Indemnity Act 1727
- Parliament of Great Britain
- Long title: An Act for indemnifying Persons who have omitted to qualify themselves for Offices and Employments within the Time limited by Law, and for allowing further Time for that Purpose; and for repealing so much of Two Acts of Parliament therein mentioned, as requires Persons to qualify themselves to continue in Offices or Employments for the Space of Six Months after the Demise of His Majesty, His Heirs or Successors.
- Citation: 1 Geo. 2. St. 2. c. 23
- Territorial extent: Great Britain

Dates
- Royal assent: 28 May 1728
- Commencement: 23 January 1728
- Repealed: 15 July 1867

Other legislation
- Amends: Regency Act 1705; Succession to the Crown Act 1707;
- Repealed by: Statute Law Revision Act 1867
- Relates to: Test Act 1673; Corporation Act 1661;

Status: Repealed

Text of statute as originally enacted

= Indemnity Act 1727 =

Act of the Parliament of Great Britain

The Indemnity Act 1727 (1 Geo. 2. St. 2. c. 23) was an act of the Parliament of Great Britain passed during the reign of George II.
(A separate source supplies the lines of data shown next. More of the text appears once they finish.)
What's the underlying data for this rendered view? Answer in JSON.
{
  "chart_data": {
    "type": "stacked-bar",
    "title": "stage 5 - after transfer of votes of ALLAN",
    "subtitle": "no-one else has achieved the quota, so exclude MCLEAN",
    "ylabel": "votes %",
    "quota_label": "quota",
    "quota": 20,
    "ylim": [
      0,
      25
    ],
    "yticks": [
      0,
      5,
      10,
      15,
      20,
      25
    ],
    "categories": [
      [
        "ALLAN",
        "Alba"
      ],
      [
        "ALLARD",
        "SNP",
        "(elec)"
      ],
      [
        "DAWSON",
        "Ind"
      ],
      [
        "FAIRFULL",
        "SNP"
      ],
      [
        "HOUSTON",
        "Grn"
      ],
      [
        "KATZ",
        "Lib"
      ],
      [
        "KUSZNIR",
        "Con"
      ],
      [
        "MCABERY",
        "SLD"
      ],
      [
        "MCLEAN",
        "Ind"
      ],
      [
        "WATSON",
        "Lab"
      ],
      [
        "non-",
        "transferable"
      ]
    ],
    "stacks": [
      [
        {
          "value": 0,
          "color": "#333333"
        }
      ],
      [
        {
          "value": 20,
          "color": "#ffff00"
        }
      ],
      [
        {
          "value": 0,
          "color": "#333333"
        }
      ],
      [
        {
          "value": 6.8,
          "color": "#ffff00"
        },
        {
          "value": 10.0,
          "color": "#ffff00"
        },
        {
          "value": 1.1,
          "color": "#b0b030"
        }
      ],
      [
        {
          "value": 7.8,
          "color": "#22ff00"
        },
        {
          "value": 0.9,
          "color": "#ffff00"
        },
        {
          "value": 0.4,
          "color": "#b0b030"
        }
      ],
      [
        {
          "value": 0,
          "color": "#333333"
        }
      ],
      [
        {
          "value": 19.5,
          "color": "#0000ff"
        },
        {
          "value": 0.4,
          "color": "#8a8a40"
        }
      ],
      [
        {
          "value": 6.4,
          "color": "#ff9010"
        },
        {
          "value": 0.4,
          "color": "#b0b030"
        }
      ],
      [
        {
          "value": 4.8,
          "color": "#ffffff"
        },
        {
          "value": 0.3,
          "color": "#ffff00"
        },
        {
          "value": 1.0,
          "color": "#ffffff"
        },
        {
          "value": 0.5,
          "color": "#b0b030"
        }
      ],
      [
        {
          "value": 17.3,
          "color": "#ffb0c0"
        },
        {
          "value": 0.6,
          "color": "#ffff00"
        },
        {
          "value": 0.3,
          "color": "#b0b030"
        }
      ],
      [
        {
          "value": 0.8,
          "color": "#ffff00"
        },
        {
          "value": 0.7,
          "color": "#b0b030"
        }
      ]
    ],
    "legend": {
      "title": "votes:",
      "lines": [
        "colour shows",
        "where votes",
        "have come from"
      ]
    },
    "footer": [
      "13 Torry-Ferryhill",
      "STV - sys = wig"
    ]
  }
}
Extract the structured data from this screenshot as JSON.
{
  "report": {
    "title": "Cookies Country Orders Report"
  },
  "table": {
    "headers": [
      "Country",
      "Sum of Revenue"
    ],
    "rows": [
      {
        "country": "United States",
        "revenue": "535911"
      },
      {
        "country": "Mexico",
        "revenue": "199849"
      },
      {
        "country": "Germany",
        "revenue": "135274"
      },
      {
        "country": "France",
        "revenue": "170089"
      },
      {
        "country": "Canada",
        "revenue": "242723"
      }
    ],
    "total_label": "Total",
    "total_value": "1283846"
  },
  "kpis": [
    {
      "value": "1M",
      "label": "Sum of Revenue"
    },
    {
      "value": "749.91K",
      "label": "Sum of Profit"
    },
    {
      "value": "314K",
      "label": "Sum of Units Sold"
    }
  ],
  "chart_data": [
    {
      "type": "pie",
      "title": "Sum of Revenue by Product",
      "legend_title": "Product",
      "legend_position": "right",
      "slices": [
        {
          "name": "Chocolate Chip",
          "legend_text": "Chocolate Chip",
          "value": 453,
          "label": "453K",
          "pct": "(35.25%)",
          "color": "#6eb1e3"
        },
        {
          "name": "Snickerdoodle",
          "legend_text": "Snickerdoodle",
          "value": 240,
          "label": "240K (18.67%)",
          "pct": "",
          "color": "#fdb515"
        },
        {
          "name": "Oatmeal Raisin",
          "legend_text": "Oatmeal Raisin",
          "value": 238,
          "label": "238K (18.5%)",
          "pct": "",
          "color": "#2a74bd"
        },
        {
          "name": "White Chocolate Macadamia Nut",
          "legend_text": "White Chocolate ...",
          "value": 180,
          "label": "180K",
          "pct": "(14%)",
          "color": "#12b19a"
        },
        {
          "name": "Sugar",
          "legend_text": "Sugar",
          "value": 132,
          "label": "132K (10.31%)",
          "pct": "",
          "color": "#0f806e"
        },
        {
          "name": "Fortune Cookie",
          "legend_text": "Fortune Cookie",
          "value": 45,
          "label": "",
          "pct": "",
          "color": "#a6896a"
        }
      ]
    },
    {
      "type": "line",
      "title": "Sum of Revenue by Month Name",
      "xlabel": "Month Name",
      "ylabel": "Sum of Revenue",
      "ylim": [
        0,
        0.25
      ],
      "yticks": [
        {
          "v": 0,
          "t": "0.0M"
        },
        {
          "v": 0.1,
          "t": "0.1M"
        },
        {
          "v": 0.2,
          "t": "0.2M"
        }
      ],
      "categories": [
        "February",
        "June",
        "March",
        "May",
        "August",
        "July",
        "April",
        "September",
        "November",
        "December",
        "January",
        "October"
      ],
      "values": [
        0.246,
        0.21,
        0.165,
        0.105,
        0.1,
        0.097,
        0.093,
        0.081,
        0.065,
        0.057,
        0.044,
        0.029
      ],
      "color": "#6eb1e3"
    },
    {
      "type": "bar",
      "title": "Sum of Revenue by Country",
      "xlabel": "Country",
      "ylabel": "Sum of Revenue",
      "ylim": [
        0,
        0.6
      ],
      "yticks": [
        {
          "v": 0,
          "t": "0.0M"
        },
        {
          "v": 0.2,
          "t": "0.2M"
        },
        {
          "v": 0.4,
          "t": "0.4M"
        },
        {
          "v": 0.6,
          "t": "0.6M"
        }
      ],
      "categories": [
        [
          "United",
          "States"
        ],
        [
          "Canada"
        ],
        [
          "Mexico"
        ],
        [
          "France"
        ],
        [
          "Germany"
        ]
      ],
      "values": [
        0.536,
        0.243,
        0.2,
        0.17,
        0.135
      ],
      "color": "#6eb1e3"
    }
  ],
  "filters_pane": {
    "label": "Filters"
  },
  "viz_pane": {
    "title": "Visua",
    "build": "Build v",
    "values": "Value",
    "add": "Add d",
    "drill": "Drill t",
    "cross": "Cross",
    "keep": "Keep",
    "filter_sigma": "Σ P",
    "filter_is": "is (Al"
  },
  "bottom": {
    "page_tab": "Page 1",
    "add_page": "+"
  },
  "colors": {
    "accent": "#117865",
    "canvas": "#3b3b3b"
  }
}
It relieved Nonconformists from the requirements in the Test Act 1673 (25 Cha. 2. c. 2) and the Corporation Act 1661 (13 Cha. 2 St. 2. c. 1) that public office holders must have taken the sacrament of the Lord's Supper in an Anglican church.

== Subsequent developments ==
The whole act was repealed by section 1 of, and the schedule to, the Statute Law Revision Act 1867 (30 & 31 Vict. c. 59).